I have the great opportunity to meet many business owners in the woodworking industry and over the years, I’ve met many like-minded people.
In technology, we classify one particular small group as early adopters. These are the companies that are constantly on the lookout for the next technology edge to implement in their business. These are the companies that bought a nesting machine 10-15 years ago. These are the companies that bought CAD software 20-30 years ago.
Today, these companies are still adopting new technologies to get that extra edge in their business.
I decided to get a better understanding of early adopters by having a conversation with one of the most forward thinking individuals I know: Mathieu Simard, of Simard Cuisines et Salle de Bains, which is located near Quebec City. With a degree in accounting, Mathieu took over a family business and turned it into something pretty extraordinary by re-thinking the way things were being done.
A key driver in adapting new technology was the quest of transferring his teams’ knowledge into systems and processes. By moving the strengths of his team into software and equipment, the business relies less on individuals and more on the collective team. The individual skills became less important than the combined teamwork.

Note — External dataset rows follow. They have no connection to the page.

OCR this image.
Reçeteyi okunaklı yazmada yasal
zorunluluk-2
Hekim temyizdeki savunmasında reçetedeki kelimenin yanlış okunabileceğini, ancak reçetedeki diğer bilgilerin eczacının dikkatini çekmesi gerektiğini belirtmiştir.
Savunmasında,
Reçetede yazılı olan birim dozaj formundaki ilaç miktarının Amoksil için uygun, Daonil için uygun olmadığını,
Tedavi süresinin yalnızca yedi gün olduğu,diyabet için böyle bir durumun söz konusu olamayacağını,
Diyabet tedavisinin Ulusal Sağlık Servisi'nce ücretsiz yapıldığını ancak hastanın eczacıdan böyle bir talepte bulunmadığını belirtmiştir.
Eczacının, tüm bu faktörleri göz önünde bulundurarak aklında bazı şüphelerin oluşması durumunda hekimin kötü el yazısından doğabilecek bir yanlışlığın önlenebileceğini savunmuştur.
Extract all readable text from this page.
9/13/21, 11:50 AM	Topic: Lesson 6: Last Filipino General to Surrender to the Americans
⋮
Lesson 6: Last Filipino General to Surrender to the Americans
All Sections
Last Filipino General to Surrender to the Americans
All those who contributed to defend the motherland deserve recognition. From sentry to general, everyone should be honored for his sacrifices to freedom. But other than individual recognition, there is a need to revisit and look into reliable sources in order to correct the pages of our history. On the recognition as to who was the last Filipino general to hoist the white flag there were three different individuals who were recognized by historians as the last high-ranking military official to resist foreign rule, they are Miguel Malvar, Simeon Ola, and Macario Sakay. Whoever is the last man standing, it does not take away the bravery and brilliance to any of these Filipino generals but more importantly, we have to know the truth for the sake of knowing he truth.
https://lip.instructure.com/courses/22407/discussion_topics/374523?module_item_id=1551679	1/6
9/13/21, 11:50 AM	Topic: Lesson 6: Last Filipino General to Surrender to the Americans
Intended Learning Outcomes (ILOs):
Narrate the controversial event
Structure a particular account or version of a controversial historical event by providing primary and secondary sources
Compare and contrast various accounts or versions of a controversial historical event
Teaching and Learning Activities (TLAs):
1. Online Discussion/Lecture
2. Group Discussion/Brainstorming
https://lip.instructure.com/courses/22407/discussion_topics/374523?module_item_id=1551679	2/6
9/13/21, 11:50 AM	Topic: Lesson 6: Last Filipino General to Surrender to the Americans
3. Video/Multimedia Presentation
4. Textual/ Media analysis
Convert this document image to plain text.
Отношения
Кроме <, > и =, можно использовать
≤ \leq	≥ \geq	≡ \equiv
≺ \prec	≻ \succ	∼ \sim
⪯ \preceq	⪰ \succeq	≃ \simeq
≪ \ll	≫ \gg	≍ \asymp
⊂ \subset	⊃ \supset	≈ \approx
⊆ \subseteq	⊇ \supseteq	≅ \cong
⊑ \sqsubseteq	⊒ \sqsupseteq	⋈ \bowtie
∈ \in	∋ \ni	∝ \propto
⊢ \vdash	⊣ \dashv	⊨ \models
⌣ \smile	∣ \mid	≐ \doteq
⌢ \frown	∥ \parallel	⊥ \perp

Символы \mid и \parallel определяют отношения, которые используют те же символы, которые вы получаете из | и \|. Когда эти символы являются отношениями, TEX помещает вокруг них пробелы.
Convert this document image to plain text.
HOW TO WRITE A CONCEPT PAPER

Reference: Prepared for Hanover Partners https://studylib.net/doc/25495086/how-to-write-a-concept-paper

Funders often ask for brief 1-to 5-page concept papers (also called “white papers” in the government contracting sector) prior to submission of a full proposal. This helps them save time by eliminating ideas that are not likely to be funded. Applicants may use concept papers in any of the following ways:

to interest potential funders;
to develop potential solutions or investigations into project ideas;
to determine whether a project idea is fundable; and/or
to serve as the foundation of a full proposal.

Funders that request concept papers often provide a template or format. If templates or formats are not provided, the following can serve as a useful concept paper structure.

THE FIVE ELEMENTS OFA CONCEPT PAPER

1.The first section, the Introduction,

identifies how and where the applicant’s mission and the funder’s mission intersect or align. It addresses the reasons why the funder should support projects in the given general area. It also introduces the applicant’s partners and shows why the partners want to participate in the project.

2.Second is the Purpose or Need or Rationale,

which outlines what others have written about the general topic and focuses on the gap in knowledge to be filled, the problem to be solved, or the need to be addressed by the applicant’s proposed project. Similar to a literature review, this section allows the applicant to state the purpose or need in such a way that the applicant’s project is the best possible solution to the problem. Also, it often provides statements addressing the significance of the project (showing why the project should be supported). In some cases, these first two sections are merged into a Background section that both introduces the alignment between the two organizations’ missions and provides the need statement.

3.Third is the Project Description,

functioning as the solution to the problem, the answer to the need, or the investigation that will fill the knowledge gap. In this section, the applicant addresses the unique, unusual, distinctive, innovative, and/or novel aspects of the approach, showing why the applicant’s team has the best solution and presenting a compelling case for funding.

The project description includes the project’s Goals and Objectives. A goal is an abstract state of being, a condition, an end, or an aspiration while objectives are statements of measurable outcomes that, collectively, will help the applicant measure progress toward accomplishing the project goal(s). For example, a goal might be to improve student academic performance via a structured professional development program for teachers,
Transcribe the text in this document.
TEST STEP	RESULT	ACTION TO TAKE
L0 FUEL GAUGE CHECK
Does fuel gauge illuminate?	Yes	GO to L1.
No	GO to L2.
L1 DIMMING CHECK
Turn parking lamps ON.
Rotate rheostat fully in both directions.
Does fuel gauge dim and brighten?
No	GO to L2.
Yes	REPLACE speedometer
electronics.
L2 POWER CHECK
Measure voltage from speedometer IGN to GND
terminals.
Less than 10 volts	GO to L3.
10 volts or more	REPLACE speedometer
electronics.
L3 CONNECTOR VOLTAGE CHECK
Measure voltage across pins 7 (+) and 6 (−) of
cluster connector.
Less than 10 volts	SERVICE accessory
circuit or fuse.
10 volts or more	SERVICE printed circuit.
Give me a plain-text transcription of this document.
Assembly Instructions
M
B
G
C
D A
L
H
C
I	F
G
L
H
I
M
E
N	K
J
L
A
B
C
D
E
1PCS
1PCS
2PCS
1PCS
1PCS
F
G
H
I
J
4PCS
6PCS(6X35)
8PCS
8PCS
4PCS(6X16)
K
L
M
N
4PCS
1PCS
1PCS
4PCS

When you have a production manager that figures out the cutlists by hand or Excel, you rely on that person’s skillset. If they call in sick, you get no cutlists that day. By automating these types of tasks, it makes it easier to ensure consistency and reliability.
One of Mathieu’s early decisions was to invest in software for design/engineering/CNC and then CNC machines for the shop floor.
By automating this process, he was able to grow the business from $1 million per year to $9 million per year while only doubling the manpower on the shop floor. That means nine times the revenue and his head count on the shop floor only went from 10 to 20 employees. He estimates they grow about 15-20% every year, yet his labour costs do not follow. By shifting the knowledge that was on the shop floor into the office, he was able to make due with limited human resources in the shop where it’s always hard to find good people.
This move also allowed for a more just-in-time manufacturing process, which drastically reduced his inventory on hand. He now has a lot less money tied up on the shop floor even though he has a greater throughput.
From a sales standpoint, Mathieu is introducing his customers to virtual reality. He is using technology to differentiate himself and to offer a better customer experience. He likes the idea of having limitless kitchen displays in a small of a space as 10 square feet. He has a small showroom in a nearby suburb with 5-6 kitchen displays, but he says he never sells those kitchens. Customers come in knowing already what they want and it’s ever changing. They want to see their design, their colors and their counter top. Mathieu is giving them what they want and saving the hassle and expense of a large showroom. By having a software solution complementing his showroom, he can adapt to the change in design trends without having to rip out a kitchen display.
When asked about the future, Mathieu believes in smaller showrooms, smaller offices, more technology and a better customer experience. He believes designers will be ever more mobile and will work and present remotely.
The result of his technology investments allowed him to be more competitive on price, while not jeopardizing his profitability. Hats off to you, Mathieu, for using technology to benefit your business in such a compelling way.